The plaintiff appealed the ruling. The panel of judges looked first at the decision to exclude the expert testimony. Once it found that there had been no abuse of discretion, the plaintiff’s appeal had been effectively crippled.
“In short, without (the expert’s) testimony, KYS lacks the ability to define the relevant markets necessary to succeed on its claims. See Verizon Commc’ns., Inc. v. Law Offices of Curtis Trinko, LLP, 540 U.S. 398, 407 (2004) (holding that a claim under Section 2 of the Sherman Act requires “the possession of monopoly power in the relevant market”) (emphasis added); Worldwide Basketball, 388 F.3d at 959 (listing the requisite elements for a claim under Section 1 of the Sherman Act, the second being unreasonable restraint of trade “in the relevant market”) (emphasis added); see also NHL Players’ Assoc. v. Plymouth Whalers Hockey Club, 325 F.3d 712, 719-20 (6th Cir. 2003) (“Failure to identify a relevant market is a proper ground for dismissing a Sherman Act claim.”).
Another key finding was that the plaintiff had failed to show that “NASCAR and ISC are legally capable of conspiring with each other. Courts have barred antitrust actions against companies under common ownership or companies that exhibit a unity of interest,” held the panel.
Finally, the plaintiff failed to show that “its failure to obtain a Sprint Cup race constitutes an antitrust injury.”
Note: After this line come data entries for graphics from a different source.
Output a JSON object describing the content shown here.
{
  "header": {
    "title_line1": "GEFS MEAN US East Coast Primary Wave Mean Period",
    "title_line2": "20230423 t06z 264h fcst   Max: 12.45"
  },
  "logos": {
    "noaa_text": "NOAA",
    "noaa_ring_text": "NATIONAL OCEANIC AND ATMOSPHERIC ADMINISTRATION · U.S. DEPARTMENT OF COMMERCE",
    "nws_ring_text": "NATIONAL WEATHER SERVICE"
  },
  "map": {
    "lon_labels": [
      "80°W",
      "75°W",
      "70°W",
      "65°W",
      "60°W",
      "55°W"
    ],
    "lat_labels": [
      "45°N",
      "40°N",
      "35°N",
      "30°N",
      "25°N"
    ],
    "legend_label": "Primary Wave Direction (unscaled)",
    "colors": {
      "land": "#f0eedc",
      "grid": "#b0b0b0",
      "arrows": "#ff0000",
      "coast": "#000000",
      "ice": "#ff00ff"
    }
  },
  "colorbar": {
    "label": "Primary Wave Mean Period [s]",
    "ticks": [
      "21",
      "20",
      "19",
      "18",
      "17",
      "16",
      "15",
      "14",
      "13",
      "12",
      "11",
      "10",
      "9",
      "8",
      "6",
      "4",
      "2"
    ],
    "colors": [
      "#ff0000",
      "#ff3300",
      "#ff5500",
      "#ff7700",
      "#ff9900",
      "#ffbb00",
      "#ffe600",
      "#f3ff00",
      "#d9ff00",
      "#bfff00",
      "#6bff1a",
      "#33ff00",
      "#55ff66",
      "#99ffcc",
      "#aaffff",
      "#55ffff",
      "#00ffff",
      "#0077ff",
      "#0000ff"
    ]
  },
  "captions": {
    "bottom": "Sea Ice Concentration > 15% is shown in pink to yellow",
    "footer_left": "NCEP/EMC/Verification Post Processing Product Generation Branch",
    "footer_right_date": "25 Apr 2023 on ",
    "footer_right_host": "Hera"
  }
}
“We question KYS’s allegation that NASCAR’s refusal to grant KYS a Sprint Cup race constitutes an antitrust injury because there are many considerations relevant to the quintessential business judgment of whether expanding the Sprint Cup to northern Kentucky makes economic sense in developing the NASCAR brand on a national basis,” wrote the court, citing Expert Masonry, Inc. v. Boone County, Ky., 440 F.3d 336, 347 (6th Cir. 2006)
“KYS has also failed to put forth persuasive evidence that NASCAR and ISC are colluding to drive KYS out of business, especially in light of the healthy source of revenue that KYS reaps from NASCAR continuing to sanction both the Craftsman Truck races and the Busch series at the KYS facility.
“Likewise, KYS’s contention that its inability to purchase an independent racetrack because NASCAR, ISC, and SMI have colluded against it is unsupported by the record. KYS does not appear to have been hampered in its efforts to bid for an independent track, and even if KYS should have won the bid, antitrust law does not require that sellers of independent tracks make good business decisions. See id.
“In this regard, there is a serious question as to whether KYS is simply a ‘jilted distributor’ that NASCAR bypassed as a host for a Sprint Cup race in favor of its competitors. See, e.g., Care Heating & Cooling, Inc. v. Am. Standard, Inc., 427 F.3d 1008, 1014-15 (6th Cir. 2005) and Dunn & Mavis, Inc. v. Nu-Car Driveaway, Inc., 691 F.2d 241, 243 (6th Cir. 1982)).
“These cases strike us as analogous to the circumstances faced by KYS in the present case, and they cast doubt on whether KYS’s failure to obtain a Sprint Cup through NASCAR’s application process is ‘an injury of the type the antitrust laws were intended to prevent.’ See Brunswick Corp., 429 U.S. at 489.”
Attorneys for the defendants were quick to celebrate the victory.
“The court’s ruling asserts what we and our client have believed all along,” said Fulbright & Jaworski Partner Guy Wade, who co-led the Fulbright team with Partner Rodney Acker in representing ISC. “This case lacked legal and factual merit.”
“We are pleased with the Sixth Circuit’s decision which confirms that NASCAR, like other sports leagues, is legally permitted to make business decisions about the locations of its events,” said Helen Maher of Boise, Schiller & Flexner.
Kentucky Speedway, LLC v. NASCAR et al.; 6th Cir.; No. 08-5041; 12/11/09
Attorneys of Record: (for eppellant) Charles Frederick Rule of Cadwalader, Wickersham & Taft LLP, Washington, D.C.. (for appellees) David Boise of Boise, Schiller & Flexner LLP, Armonk N.Y.